Cammie Lesser, M.D., Ph.D.

Cammie Lesser, M.D., Ph.D.

Massachusetts General Hospital and Harvard Medical School

Cammie Lesser, M.D., Ph.D., is an associate professor of medicine at Harvard Medical School and a research scholar and infectious diseases attending at Massachusetts General Hospital. She received her M.D. and Ph.D. degrees from the University of California, San Francisco and completed an internal medical residency, infectious disease fellowship and postdoctoral training at the University of Washington, Seattle. 

Lesser is the Associate Director of the Massachusetts General Hospital Center for the Study of Bacterial Pathogenesis, as well as the Harvard Medical School Infectious Disease and Basic Microbiological Mechanisms T32 training program. Research in her lab studies host-pathogen interactions, focusing on type III secretion systems. Projects in her lab focus on understanding how type III secreted proteins are defined as substrates, deciphering how they act to manipulate eukaryotic host cell processes and, most recently, engineering these secretion systems to develop engineered Escherichia coli as a therapeutic protein delivery platform. 

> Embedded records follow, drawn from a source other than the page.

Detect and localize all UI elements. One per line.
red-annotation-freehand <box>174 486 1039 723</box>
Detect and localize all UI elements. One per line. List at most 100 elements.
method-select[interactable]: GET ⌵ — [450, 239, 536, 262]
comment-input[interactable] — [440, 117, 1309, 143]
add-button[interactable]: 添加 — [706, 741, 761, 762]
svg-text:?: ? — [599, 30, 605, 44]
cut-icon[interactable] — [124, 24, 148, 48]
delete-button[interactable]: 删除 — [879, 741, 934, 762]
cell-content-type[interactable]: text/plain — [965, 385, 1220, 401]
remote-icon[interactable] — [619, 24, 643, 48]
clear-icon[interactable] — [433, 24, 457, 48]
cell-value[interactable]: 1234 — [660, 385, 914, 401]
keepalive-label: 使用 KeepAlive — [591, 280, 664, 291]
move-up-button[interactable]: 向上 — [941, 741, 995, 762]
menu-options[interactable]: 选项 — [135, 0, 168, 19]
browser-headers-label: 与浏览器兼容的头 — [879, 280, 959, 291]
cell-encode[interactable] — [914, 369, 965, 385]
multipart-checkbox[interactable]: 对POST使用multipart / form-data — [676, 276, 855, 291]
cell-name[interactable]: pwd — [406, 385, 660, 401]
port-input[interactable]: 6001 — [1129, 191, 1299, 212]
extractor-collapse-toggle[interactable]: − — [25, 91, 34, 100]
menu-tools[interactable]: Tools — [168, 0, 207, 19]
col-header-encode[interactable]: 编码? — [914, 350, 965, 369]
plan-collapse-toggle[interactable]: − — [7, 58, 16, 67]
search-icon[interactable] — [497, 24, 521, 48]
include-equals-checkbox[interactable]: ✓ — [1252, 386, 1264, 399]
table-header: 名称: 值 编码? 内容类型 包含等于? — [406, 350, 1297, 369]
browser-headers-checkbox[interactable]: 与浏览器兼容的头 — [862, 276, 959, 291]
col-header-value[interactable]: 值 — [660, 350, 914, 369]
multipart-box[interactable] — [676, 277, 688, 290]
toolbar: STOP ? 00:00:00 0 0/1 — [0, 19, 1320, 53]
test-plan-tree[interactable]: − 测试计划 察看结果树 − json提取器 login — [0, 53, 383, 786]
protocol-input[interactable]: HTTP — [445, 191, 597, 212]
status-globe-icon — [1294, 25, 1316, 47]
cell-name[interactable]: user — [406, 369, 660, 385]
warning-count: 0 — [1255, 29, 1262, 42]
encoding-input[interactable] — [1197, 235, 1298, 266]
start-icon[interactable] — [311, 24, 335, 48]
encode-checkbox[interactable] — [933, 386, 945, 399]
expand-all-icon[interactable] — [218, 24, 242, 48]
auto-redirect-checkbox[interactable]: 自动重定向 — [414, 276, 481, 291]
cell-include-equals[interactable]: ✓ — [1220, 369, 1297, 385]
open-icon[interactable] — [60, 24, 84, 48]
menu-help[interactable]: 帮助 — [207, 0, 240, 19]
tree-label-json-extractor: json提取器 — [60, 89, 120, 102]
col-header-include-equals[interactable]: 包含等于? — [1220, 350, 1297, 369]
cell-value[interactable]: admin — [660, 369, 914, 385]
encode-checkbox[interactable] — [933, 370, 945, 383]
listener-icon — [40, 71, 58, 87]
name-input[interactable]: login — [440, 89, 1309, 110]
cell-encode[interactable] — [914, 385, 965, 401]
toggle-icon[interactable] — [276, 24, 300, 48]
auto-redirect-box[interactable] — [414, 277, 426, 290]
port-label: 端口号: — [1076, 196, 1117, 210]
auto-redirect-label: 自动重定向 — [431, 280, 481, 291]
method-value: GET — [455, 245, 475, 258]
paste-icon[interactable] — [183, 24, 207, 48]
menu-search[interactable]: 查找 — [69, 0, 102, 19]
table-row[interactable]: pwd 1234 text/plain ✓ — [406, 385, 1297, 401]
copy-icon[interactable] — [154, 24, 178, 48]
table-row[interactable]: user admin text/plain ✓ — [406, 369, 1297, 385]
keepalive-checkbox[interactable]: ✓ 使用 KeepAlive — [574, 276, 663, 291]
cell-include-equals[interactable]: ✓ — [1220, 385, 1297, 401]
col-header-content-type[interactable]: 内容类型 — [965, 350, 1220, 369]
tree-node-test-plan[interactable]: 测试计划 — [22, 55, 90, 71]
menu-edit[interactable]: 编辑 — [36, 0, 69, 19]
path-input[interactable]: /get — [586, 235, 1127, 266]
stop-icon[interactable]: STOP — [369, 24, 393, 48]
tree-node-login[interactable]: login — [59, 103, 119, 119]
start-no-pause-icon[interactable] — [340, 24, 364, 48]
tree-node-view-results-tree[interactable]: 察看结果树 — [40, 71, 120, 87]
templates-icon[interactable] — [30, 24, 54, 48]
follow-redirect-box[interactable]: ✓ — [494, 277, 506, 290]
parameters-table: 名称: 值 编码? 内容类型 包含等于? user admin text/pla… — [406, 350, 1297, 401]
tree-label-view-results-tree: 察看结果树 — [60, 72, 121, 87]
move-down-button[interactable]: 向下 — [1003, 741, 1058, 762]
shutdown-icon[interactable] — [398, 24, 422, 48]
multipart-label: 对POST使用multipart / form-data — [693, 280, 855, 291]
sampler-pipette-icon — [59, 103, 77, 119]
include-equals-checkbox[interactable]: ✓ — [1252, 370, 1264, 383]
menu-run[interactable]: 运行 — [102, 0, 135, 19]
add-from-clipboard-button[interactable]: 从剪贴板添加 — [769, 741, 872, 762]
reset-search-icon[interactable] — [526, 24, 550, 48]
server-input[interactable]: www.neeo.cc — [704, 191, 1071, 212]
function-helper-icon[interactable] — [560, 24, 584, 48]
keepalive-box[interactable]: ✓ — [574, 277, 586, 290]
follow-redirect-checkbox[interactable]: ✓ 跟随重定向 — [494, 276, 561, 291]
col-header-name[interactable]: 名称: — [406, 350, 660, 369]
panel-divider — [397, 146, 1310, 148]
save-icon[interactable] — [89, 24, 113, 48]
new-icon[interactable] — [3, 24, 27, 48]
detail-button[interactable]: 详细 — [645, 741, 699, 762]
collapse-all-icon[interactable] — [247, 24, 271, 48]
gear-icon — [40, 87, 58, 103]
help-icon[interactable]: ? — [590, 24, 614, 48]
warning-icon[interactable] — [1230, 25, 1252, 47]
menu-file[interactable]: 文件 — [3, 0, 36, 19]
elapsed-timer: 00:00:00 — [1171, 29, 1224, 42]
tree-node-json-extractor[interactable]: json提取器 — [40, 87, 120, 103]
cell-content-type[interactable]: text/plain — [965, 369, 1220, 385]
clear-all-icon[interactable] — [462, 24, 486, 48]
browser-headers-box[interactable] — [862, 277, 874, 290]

Lesser is a member of the Editorial Boards of Infection & Immunity, Current Opinions in Microbiology and the Federation of American Societies for Experimental Biology Journal and will be Co-Editor in Chief of Current Opinions in Microbiology starting in 2025. She recently completed a term as a standing member of the National Institute of Health’s Bacterial Pathogenesis (BACP) study section.

She is the recipient of multiple awards, including election to the American Academy of Microbiology and 2 National Institute of Health Director Awards, a Transformative Research Award and an Extraordinary, Unconventional Research Knowledge Acceleration (EUREKA) award.